Here are some of the Providers you can install. Notice that you have a separate Provider for Nano server which you can use to install the VMM/SCOM agent:

> Configuration
Since the Nano server is small and have a cloud friendly footprint, you most likely will have a lot of them running. To configure them and make sure the configuration does not drift and to make it easy to update their configuration, you use something called Desired State Configuration (DSC). This was introduced in WMF 4 and is declarative way of specifying the configuration of a server or a collection of servers.

There are tools out there you can use to leverage management of your configuration. Lookup Chef or Puppet or even Azure Automation for how to do that. This is a big concept and would require a separate blog post to get into details. Please also contact me if you have any further questions about DSC.

> Containers
This is also a big topic and something that has been around for ages in the Linux part of the world. Basically it is just another form of virtualization of the operating system into a single package that is small and runs super-fast. If you have ever heard about Docker, you have heard about containers. Docker is containers. Docker is supported in the new Windows Server 2016, hence you can run Docker containers on it.

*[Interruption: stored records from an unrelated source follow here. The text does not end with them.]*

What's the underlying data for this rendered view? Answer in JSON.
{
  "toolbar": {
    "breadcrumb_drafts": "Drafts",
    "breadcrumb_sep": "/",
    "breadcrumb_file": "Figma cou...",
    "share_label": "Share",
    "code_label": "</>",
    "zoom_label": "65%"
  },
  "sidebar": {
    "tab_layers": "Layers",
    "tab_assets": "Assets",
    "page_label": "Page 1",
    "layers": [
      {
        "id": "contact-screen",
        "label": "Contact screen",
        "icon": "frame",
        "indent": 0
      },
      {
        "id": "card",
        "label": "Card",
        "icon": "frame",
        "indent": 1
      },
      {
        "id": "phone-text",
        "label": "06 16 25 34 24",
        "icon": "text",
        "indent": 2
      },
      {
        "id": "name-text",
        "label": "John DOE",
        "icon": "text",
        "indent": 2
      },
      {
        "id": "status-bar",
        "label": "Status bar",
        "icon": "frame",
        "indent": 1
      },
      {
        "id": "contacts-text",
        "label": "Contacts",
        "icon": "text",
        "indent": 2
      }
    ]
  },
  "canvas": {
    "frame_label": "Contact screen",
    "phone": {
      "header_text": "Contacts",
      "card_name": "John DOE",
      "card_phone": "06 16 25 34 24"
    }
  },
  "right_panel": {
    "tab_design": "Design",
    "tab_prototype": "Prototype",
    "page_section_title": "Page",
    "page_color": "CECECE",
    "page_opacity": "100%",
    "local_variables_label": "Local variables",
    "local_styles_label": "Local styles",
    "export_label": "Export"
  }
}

One of the core concepts of containers, is that you may have many of them running in the same container at the same time. This is possible because the containers share the same kernel/operating system.

In Windows we will have to flavors of containers:
  • Windows Containers
  • Hyper-V Containers

So with Hyper-V containers we get isolation with performance since the containers do not share the kernel but have their own copy of it. This is important for multi-tenant scenarios and for regulatory requirements. Auditors usually do not like systems that have shared kernel in the sentence, someone told me.

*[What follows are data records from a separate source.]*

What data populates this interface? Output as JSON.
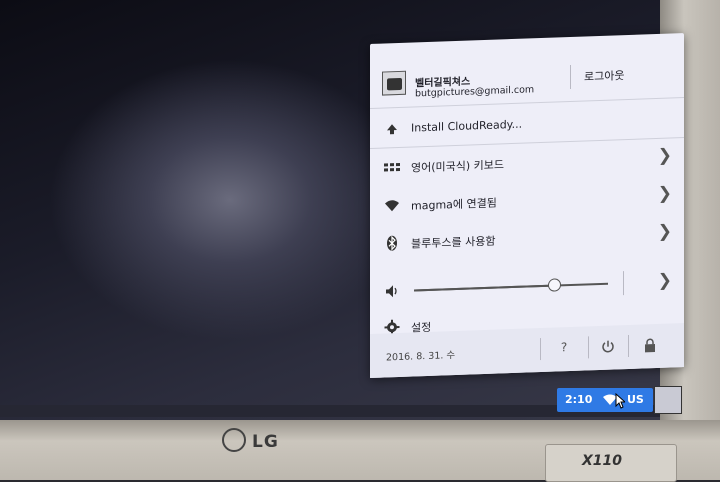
{
  "tray": {
    "user_name": "벨터길픽쳐스",
    "user_email": "butgpictures@gmail.com",
    "logout_label": "로그아웃",
    "items": [
      {
        "label": "Install CloudReady...",
        "icon": "upload-arrow-icon",
        "has_chevron": false
      },
      {
        "label": "영어(미국식) 키보드",
        "icon": "keyboard-icon",
        "has_chevron": true
      },
      {
        "label": "magma에 연결됨",
        "icon": "wifi-icon",
        "has_chevron": true
      },
      {
        "label": "블루투스를 사용함",
        "icon": "bluetooth-icon",
        "has_chevron": true
      },
      {
        "label": "설정",
        "icon": "gear-icon",
        "has_chevron": false
      }
    ],
    "volume_level": 0.72,
    "date": "2016. 8. 31. 수",
    "help_label": "?"
  },
  "shelf": {
    "time": "2:10",
    "input_method": "US",
    "accent_color": "#2f7ae5"
  },
  "branding": {
    "logo_text": "LG",
    "model_text": "X110"
  }
}
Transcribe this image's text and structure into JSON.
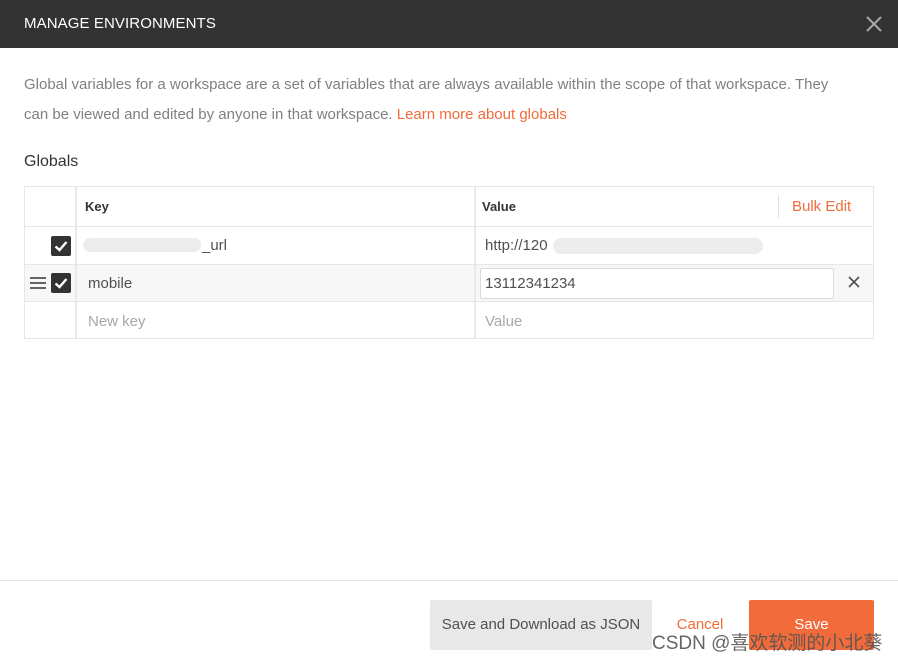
{
  "dialog": {
    "title": "MANAGE ENVIRONMENTS",
    "close_icon": "close-icon"
  },
  "description": {
    "line1": "Global variables for a workspace are a set of variables that are always available within the scope of that workspace. They",
    "line2": "can be viewed and edited by anyone in that workspace.",
    "link": "Learn more about globals"
  },
  "globals": {
    "section_title": "Globals",
    "header": {
      "key": "Key",
      "value": "Value",
      "bulk_edit": "Bulk Edit"
    },
    "rows": [
      {
        "key": "_url",
        "value": "http://120",
        "checked": true
      },
      {
        "key": "mobile",
        "value": "13112341234",
        "checked": true
      }
    ],
    "new_row": {
      "key_placeholder": "New key",
      "value_placeholder": "Value"
    }
  },
  "footer": {
    "download": "Save and Download as JSON",
    "cancel": "Cancel",
    "save": "Save"
  },
  "watermark": "CSDN @喜欢软测的小北葵",
  "colors": {
    "accent": "#f26b3a",
    "titlebar": "#333333",
    "checkbox": "#333333"
  }
}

> Operation Validation Testing
This is one of my babies and the coolest thing about how we embrace the future. Microsoft have created a small framework on top of the Pester Unit Testing framework/Module shipped with Windows 10 and Windows Server 2016. The concept is very simple and very powerfull; Create Unit Tests that verify your infrastructure. These tests can be very simple or extremely detailed. You will have to figure out what you are comfortable with and what suits your environment. 

The Pester Module enables us to write declarative statements and executing those tests to verify that the infrastructure is operating according to our needs. 

When you invoke the test, you will see something like this:

This is something I have been working with the last 2 years and I can tell you that it has saved my bacon quite a few times. It has also enabled me to notify my clients about issues with their infrastructure which they were not aware of until I told them. This could be something as simple as a SQL service account that have an expired password or that has been locked out somehow. 

I have created a GitHub repro which contains Pester or Operation Validation Tests for Identity Manager, VMM, Active Directory among other things. This is a community repro which accept pull requests from people who have created tests for other applications and services. Please contact me if you need further information or want to discuss this in detail.

> Operating Security
Just after Snowden shared his knowledge with the world, Microsoft launched a new concept called JEA – Just Enough Administration. It is a new Powershell framework that secures administrative privileges by only issuing Admin Privileges in a constrained way and for a limited amount of time.
You can find more information about JEA here:


> Other things
There are a couple of things you should be aware of. First off, if you plan to use Containers in your infrastructure, you must run them on Server Core or Nano Server. Containers are not supported on Servers installed with the Desktop Experience. This implies that you should probably consider installing your Hyper-V servers with the Nano server OS or the Server Core option. Also all the new cool features like SoFS and Storage Replicas with Storage Direct requires the Datacenter licensing option.